Today, I presented a lightning talk on DataOps at SQL in the City. It was a fantastic day and a great opportunity to catch up with how the database side of things is evolving to embrace DevOps.
My lightning talk was titled DataOps – it’s a thing (honest) and focused on what is essentially DevOps ported out of the developer sphere and into the data professional sphere.
For folks not up on the DevOps side of things, DevOps is bridging the gap between different teams, both culturally and technologically, to reduce the risk and cost of software development in an organisation. Culturally, it means things like ownership of changes, “left-shifting” responsibility for testing, and lower manual approvals. Technologically, it means things like unit testing, immutable architecture, Continuous Integration (CI), Continuous Delivery (CD), real-time application monitoring and alerting.

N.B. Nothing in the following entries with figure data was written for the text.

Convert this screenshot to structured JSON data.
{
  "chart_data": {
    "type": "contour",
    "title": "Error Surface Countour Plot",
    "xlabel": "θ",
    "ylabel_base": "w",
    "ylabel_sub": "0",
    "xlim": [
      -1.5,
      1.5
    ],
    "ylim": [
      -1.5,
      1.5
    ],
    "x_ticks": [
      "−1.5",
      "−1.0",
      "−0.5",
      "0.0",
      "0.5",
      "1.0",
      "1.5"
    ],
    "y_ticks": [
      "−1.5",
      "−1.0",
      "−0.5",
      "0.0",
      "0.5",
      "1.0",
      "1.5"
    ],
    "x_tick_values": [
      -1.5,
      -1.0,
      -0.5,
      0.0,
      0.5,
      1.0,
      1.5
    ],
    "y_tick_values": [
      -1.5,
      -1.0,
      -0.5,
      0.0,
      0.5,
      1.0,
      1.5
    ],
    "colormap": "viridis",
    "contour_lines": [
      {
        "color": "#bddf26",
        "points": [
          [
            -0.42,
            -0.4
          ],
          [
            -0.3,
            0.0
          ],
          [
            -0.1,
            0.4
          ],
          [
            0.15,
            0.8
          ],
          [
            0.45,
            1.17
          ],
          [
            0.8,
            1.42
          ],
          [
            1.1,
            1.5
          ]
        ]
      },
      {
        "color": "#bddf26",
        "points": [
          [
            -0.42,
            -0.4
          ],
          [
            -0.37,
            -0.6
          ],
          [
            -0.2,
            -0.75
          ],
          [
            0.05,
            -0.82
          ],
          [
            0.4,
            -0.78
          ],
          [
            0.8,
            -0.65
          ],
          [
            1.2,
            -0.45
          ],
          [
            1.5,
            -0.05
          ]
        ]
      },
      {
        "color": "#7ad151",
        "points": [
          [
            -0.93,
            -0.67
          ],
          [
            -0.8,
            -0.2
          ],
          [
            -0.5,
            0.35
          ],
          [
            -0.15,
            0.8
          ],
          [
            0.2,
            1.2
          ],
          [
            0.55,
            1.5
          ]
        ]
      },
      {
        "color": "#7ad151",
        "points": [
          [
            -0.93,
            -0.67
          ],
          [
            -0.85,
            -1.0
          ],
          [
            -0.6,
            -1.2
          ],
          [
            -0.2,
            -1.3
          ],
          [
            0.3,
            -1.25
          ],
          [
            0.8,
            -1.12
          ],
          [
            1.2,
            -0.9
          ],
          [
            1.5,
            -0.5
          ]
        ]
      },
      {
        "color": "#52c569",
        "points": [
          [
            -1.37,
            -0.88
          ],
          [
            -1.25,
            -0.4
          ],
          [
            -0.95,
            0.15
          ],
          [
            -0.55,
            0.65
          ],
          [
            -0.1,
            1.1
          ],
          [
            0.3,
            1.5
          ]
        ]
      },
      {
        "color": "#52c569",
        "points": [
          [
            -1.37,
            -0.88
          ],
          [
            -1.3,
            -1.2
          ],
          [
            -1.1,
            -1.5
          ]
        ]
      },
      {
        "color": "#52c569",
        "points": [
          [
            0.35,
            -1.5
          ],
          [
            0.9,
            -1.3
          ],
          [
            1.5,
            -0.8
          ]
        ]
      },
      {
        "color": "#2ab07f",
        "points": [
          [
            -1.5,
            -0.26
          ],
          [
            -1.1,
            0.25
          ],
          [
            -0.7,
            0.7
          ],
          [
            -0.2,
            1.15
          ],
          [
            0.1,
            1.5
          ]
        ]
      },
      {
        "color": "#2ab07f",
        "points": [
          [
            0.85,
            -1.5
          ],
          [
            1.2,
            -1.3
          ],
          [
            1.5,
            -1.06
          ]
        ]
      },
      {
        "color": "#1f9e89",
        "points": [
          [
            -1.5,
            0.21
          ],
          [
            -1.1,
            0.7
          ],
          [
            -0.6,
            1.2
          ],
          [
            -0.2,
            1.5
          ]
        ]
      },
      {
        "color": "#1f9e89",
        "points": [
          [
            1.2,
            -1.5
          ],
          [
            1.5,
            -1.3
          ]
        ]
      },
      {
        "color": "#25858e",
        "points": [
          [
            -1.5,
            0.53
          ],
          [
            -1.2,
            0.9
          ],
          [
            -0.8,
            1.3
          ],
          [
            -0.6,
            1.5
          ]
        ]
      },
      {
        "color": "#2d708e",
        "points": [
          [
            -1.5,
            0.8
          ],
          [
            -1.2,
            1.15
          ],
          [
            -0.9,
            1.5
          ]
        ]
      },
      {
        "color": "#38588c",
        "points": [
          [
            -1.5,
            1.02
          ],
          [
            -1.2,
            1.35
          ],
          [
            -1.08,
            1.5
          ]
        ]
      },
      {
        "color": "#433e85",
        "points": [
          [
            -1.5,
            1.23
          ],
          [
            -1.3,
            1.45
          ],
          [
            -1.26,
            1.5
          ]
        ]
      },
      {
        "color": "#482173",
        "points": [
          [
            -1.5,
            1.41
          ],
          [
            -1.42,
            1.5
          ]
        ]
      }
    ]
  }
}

The first part of DataOps is perhaps the most obvious – the database! Database Lifecycle Management (DLM) is the work Microsoft & Redgate are doing to facilitate unit testing, CI & CD, and pipeline management for databases. DLM has been primarily used to improve the development & maintenance of application databases. As such it should be a significant component for a DevOps team. But OLTP is not the only database use case in town – data warehouses and data marts need some love too. DLM can work well with these, but few devs want to build data warehouses so DLM cannot be solely under the purview of DevOps. So for the developers/analysts building data warehouses, please embrace DLM, and for the tool makers, please help cater to the needs of people who aren’t always the most comfy with code.
The next aspect is “traditional BI” a.k.a data transformation and loading (ETL), cubes, and reporting. These are historically developed using GUIs with limited tooling and support for the sort of practices we could expect in a DevOps environment. It is getting better with BIML, some unit testing facilities, and MS Build but it’s still not there. It should be. Yeah, applications are the thing which make money, but the insight from BI is what helps people direct the resources into improving said applications and managing the company generally. You need these things, and you need them to be right – so we should be adding as many facilities to check that things are right as possible.
The final major area is analytics aka data science, statistics, data mining, machine learning. In BI correctness is key – but we’re only ever aiming for correctness at the point of presentation. Analytics is aiming to be reasonably accurate consistently over people and time. That’s a really hard thing since when you start changing things, you can’t tell what would have happened if you hadn’t, unless you experiment. You need to be able to account for changing behaviour over time, and changes to data capture etc. This means your modelling has to be update-able and refinements easy to deploy, and at the same time remaining robust and auditable. Coded analysis, regular retraining, testing, and a validation and deployment pipeline are all needed to facilitate on-going analytics. Analytics has to be automated to be able to cope so incorporating the techniques of DevOps into the area is vital.
So folks, DataOps is a thing and it is the application of DevOps principals to data-centric applications. Enjoy!